Where the tire meets the conveyor belt

Sport-utility-vehicle owners and conveyor-belt operators would like to know the same thing. When is the rubber they so depend upon going to rip apart?

Now, there’s a new technique for testing the health of rubber in a tire, conveyor belt, seal, gasket, or other structure. The new test could help factories determine when to replace rubber parts in routine preventive maintenance, says Maria Forsyth of Monash University in Victoria, Australia. She described the procedure last month in Honolulu at the 2000 International Chemical Congress of Pacific Basin Societies.

In widely used methods of analyzing rubber’s condition, testers either visually inspect the material or remove a sample and mechanically measure its density, tear resistance, and other properties, says Forsyth.
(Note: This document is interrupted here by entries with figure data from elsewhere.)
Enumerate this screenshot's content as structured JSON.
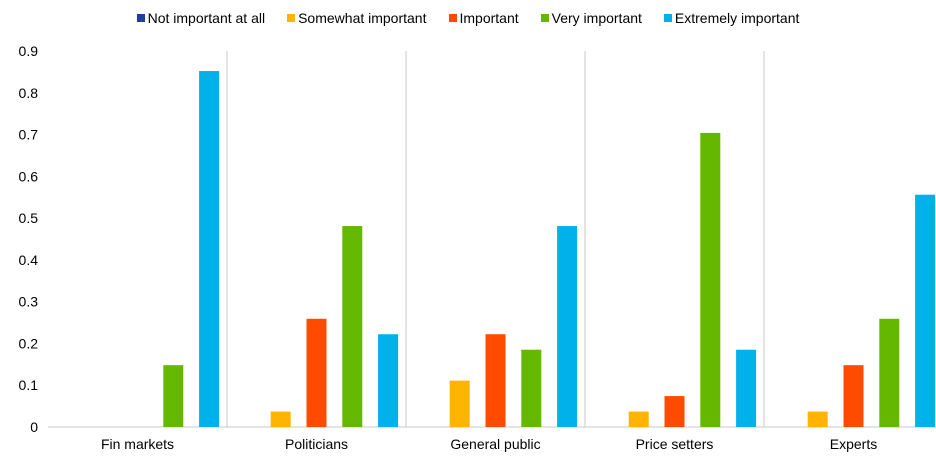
{
  "chart_data": {
    "type": "bar",
    "title": "",
    "xlabel": "",
    "ylabel": "",
    "categories": [
      "Fin markets",
      "Politicians",
      "General public",
      "Price setters",
      "Experts"
    ],
    "ylim": [
      0,
      0.9
    ],
    "yticks": [
      "0",
      "0.1",
      "0.2",
      "0.3",
      "0.4",
      "0.5",
      "0.6",
      "0.7",
      "0.8",
      "0.9"
    ],
    "legend_position": "top",
    "grid": "vertical category separators",
    "series": [
      {
        "name": "Not important at all",
        "color": "#1f3f9a",
        "values": [
          0,
          0,
          0,
          0,
          0
        ]
      },
      {
        "name": "Somewhat important",
        "color": "#ffb400",
        "values": [
          0,
          0.037,
          0.111,
          0.037,
          0.037
        ]
      },
      {
        "name": "Important",
        "color": "#ff4b00",
        "values": [
          0,
          0.259,
          0.222,
          0.074,
          0.148
        ]
      },
      {
        "name": "Very important",
        "color": "#65b800",
        "values": [
          0.148,
          0.481,
          0.185,
          0.704,
          0.259
        ]
      },
      {
        "name": "Extremely important",
        "color": "#00b1ea",
        "values": [
          0.852,
          0.222,
          0.481,
          0.185,
          0.556
        ]
      }
    ]
  }
}
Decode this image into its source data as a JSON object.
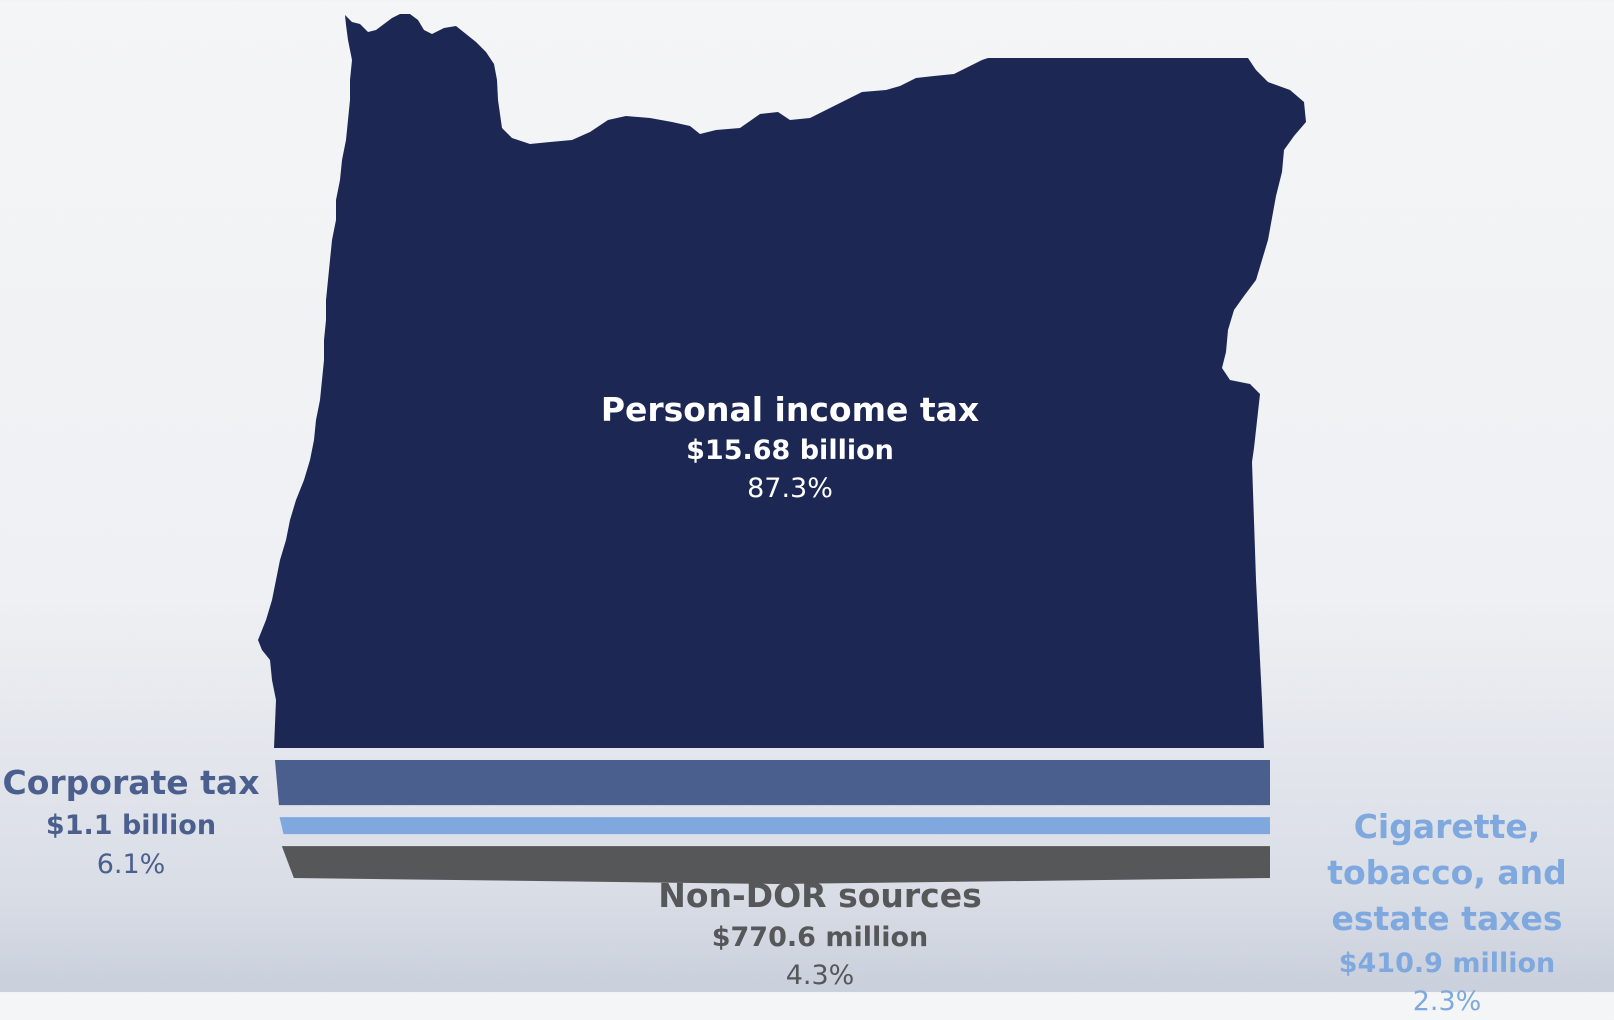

She and her colleagues conceived of a new technique while working with a mining company to determine the health of its conveyor belts.

Forsyth’s group adapted nuclear magnetic resonance (NMR) techniques to analyze rubber without tearing it apart. By exposing the material to a magnetic field, the researchers can measure the mobility of chains of rubber molecules, says Forsyth. “When a rubber is young and healthy, the chains are flexible,” she says. In risky rubber, they’re more brittle.

The system even can distinguish between degradation in different layers of rubber, such as the well-worn surface of a tire and its healthier core, she says. After identifying degrading regions in this way, an inspector could then remove worrisome pieces of rubber and use more-intensive laboratory analyses to further characterize chemical damage, she adds.

Currently, the technique requires operators knowledgeable about NMR. However, the researchers are working with a conveyor-belt company to develop a handheld, turnkey device in the next couple of years that will alert someone with no NMR training when a rubber part approaches its replacement time. “This research has a direct impact on the downtime at the mining sites,” Forsyth and her colleague Anita Hill report.

“The technique could be used for quality control during processing of belts or tires to ensure proper curing,” report Forsyth and Hill. Probably more important, however, will be applications of the NMR device in service and maintenance operations to avoid “catastrophic” failures of rubber parts, the researchers add. Forsyth says she can imagine such devices in routine use in auto-repair shops.